Indicators should track development and implementation of National Action Plans, in terms of effectiveness, quality, conflict and gender sensitivity:

  • The NAP for PVE reflects a shared understanding of the PVE problem, and this understanding is made available and disseminated to all engaged in the process.
  • The NAP for PVE adheres to human rights principles and is gender and conflict sensitive.
  • A communications plan is developed for the NAP for PVE.
  • A multi-stakeholder monitoring mechanism for NAP implementation is established.
  • Number of municipalities with a specific action plan for integrating the PVE is tracked.
  • Number and diversity of stakeholders present – government, CSO and representatives of communities affected by PVE (disaggregated by government department/organisation/affiliation, gender, age, area, etc.) – is tracked.
  • Percentage of people who are aware of the NAP for PVE (disaggregated by gender, age, area, etc.) is tracked.
  • Percentage of people (disaggregated by gender, age, area, etc.) who agree that the NAP for PVE addresses their concerns and priorities (related to security, governance, development, etc.) is tracked.
  • Number of projects that directly address the causes of VE identified in context analysis/research conducted in the development of the NAP is tracked.

Proxy indicators offer an indirect way of assessing whether a change has occurred. For example, where actual participation rates in VE groups are difficult to assess, using prosecution rates for related offences or number of people going through a reintegration programme could be potential proxy indicators for participation in VE groups.

One proxy for increased vulnerability to joining a VE group is physical presence of VE groups mobilising populations in the area. However, not all proxy indicators are equally useful and a risk with using proxy indicators is that they can hide non-linear relationships between the proxy and change. This is especially relevant to PVE programmes working with complex change in dynamic environments.

To mitigate against these risks, avoid over-reliance on too many proxy indicators, ensure that your proxy indicators are relevant to the context, and think through the relationship between the proxy and the change before using it.

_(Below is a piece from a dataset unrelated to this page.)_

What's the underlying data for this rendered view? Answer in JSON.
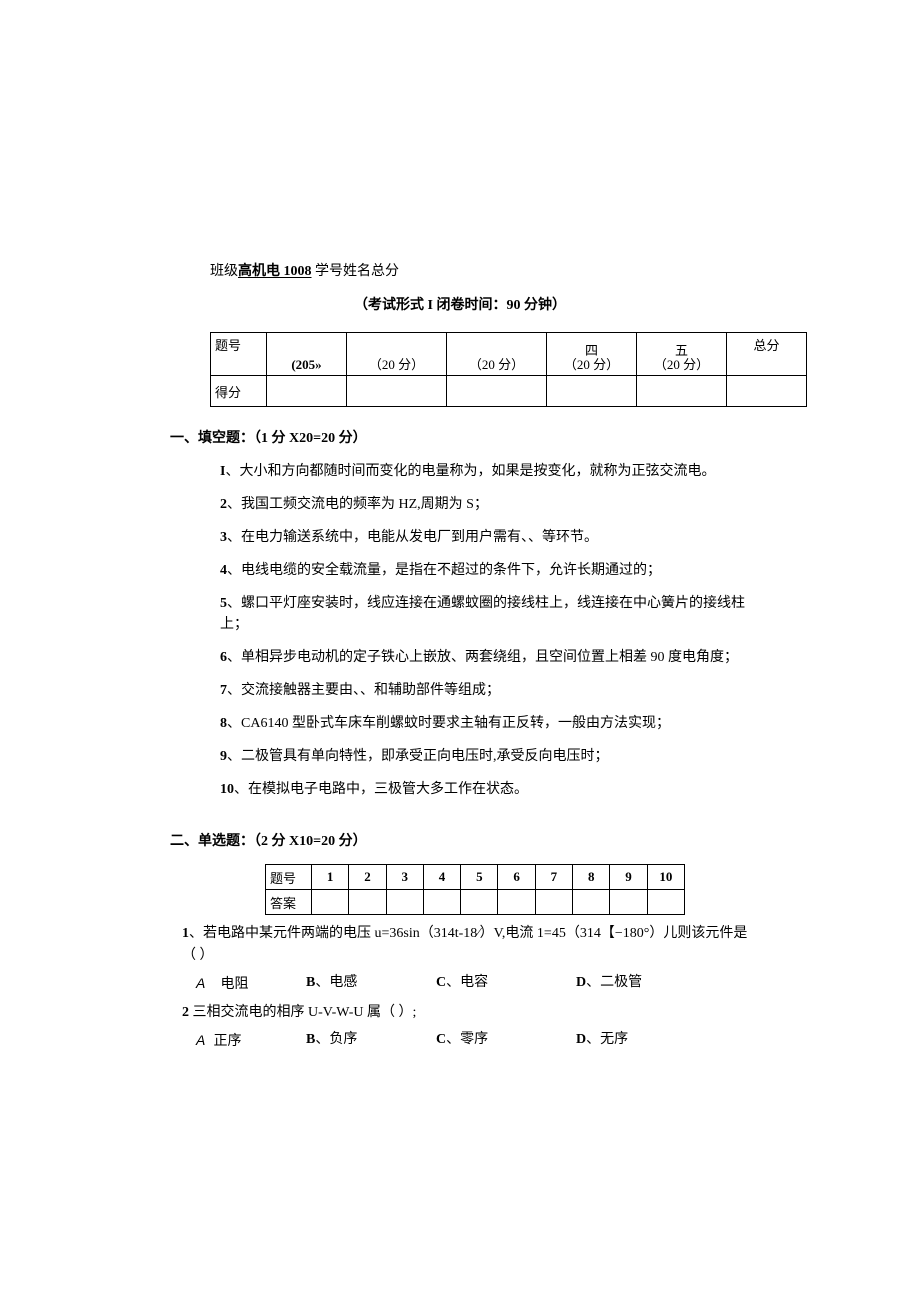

Depending on the context, some proxy indicators for youth social marginalisation could include:

  • number of leisure spaces accessible to young people (examine the types of leisure spaces, sports fields or halls, cultural centres, cafes, etc. as different youth would use these differently);
  • frequency of youth participation in social events (explore what type of events, which youth participate and who organises these events);
  • number of youth-led or youth-focused organisations active in the area (what types or groups, their membership, their mission);
  • size and governance of their social networks (who is in these networks, e.g. whether networks cross any social barriers, how they are organised);
  • attitudes of elders towards young people’s role in community life and youth’s own attitudes to their role in community life;
  • percentage of young people in prisons; and
  • percentage of youth unemployment.

In addition, in some contexts, suicide, drug use, truancy or school dropout rates can be indicative of social marginalisation amongst young people, however, these relate to complex social problems and depending on the context, can be influenced by other factors (such as school dropout rates being related to availability of informal employment for school-aged boys).

Testing identified proxy indicators relevant in your context, and combining these with other indicators and validating these with beneficiaries and experts can help ensure that you have chosen the appropriate indicators for the change you are trying to measure.